August 17, 2017
Autodesk’s acquisition of CadSoft in mid-2016 laid the groundwork for what appeared last week in Autodesk Fusion 360 update.
CadSoft is better known by its product EAGLE, described by the company as “the people’s ECAD tool.” EAGLE users number in the millions, according to Matt Berggren, director of Autodesk Circuits, Tinkercad, 123D, and EAGLE.
Now, the Eagle has landed in the Autodesk portfolio, under the name Autodesk EAGLE.
Autodesk Moves into ECAD
The boundaries between mechanical and electrical get blurry in robotics and connected devices. The trend has prompted some design software makers to develop and offer MCAD-ECAD collaboration tools. Examples from Autodesk rivals include PTC’s ECAD-MCAD Collaboration Extension and SOLIDWORKS PCB.
In the past, the mechanical-electrical collaboration was limited to file exchanges. But the new tools allow both MCAD and ECAD users to see each other’s design changes. The tighter workflow helps prevent conflicts between PCB designs and mechanical housings, for example.
“This is about Autodesk moving into electronics,” said Berggren. “We have mechanical engineers chomping at the bits to add electronics, and electrical engineers similarly trying to use mechanical tools. We want to connect these two spaces.”
With the integration of Autodesk EAGLE into Autodesk Fusion 360, the MCAD-ECAD collaboration goes beyond “moving files back and forth,” Berggren added.
Autodesk Fusion 360 is Autodesk’s integrated CAD-CAM-CAE product, with some cloud-hosted functions for collaboration and data management. As such, the bundle includes thermal and stress analysis tools. Integrating Autodesk EAGLE into Fusion 360 allows Fusion users to conduct thermal and structural analysis of product assemblies with nested PCB components. The workflow can help designers identify problems like chips and circuit boards overheating due to poor airflow in the mechanical housing.
MCAD Vendors’ ECAD Race
The four major CAD vendors—Autodesk, PTC, Siemens PLM Software, and Dassault Systemes SolidWorks—have strong roots in mechanical CAD. But IoT and the popularity of connected devices bring ECAD’s role to the forefront, prompting strategic partnerships and acquisitions.

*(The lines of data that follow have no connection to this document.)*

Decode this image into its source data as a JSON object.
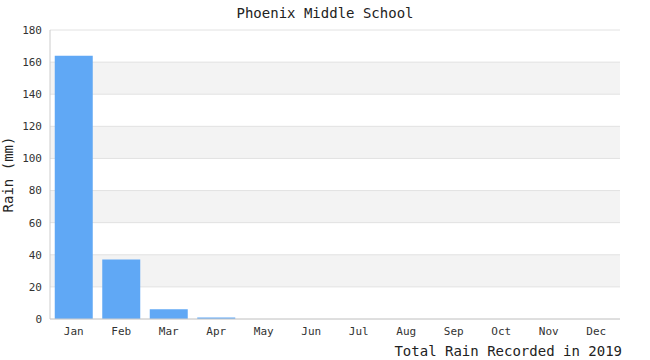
{
  "chart_data": {
    "type": "bar",
    "title": "Phoenix Middle School",
    "xlabel": "Total Rain Recorded in 2019",
    "ylabel": "Rain (mm)",
    "categories": [
      "Jan",
      "Feb",
      "Mar",
      "Apr",
      "May",
      "Jun",
      "Jul",
      "Aug",
      "Sep",
      "Oct",
      "Nov",
      "Dec"
    ],
    "values": [
      164,
      37,
      6,
      1,
      0,
      0,
      0,
      0,
      0,
      0,
      0,
      0
    ],
    "color": "#60a8f5",
    "ylim": [
      0,
      180
    ],
    "yticks": [
      0,
      20,
      40,
      60,
      80,
      100,
      120,
      140,
      160,
      180
    ],
    "grid": true
  }
}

SOLIDWORKS PCB is the outcome of SolidWorks’ partnership with Altium, makers of the ECAD software Altium Designer. In March 2017, nine months after Autodesk’s acquisition of CadSoft, Siemens PLM Software purchased ECAD software maker Mentor Graphics.
Before Autodesk acquired it, CadSoft offered EAGLE under the affordable $169 maker license, attracting many tinkerers, DYI users, and academic users. In the post-acquisition Q&A published online, the company sates, “The $169 non-commercial Maker license lives on and will continue to live on for the foreseeable future. This is a great tool for people requiring that extra bit of horsepower for their personal projects!”
Autodesk EAGLE is available for subscription for $100 per year.
Sheet Metal and CAM in Fusion 360
A significant addition to the new release of Fusion is sheet metal workspace. 2500 beta testers participated in the trial to help the R&D team refine it, according to Autodesk.
Also integrated into Fusion are CAM (computer-aided manufacturing) simulation tools from HSM, a product acquired by Autodesk in 2012. Fusion 360 users can therefore use HSM tools to study and analyze their sheet metal features for potential manufacturing problems.
“Not only does it let you catch these design issues, but if you decide to make design changes in the sheet metal workspace, it updates throughout the whole process,” said Daniel Graham, Sr. Product Manager for Fusion 360.
HSM CAM product is also available as HSMWorks, a plug-in for SOLIDWORKS users.
Browser-Based CAD with Fusion
This release also marks the debut of a browser client that lets you create new designs or edit existing designs in Fusion 360.
“This is really powerful. If you’re on the go and you don’t have access to the machine with Fusion 360 installed, you can use the browser client. Some in the Fusion community use Chromebooks or Linux-based machines that doesn’t support a local installation of Fusion. So this is the solution for them,” said Graham.
Fusion 360 requires a desktop client (available for both Windows and Mac), but some of its features (such as data storage and rendering) are augmented by on-demand cloud-based functions. The initial version of browser-based Fusion 360 offers sketching and parametric solid modeling—a subset of what you can do with the desktop client. The launch of the browser client indicates the appeal of browser-based CAD, once deemed impractical but have been gaining grounds.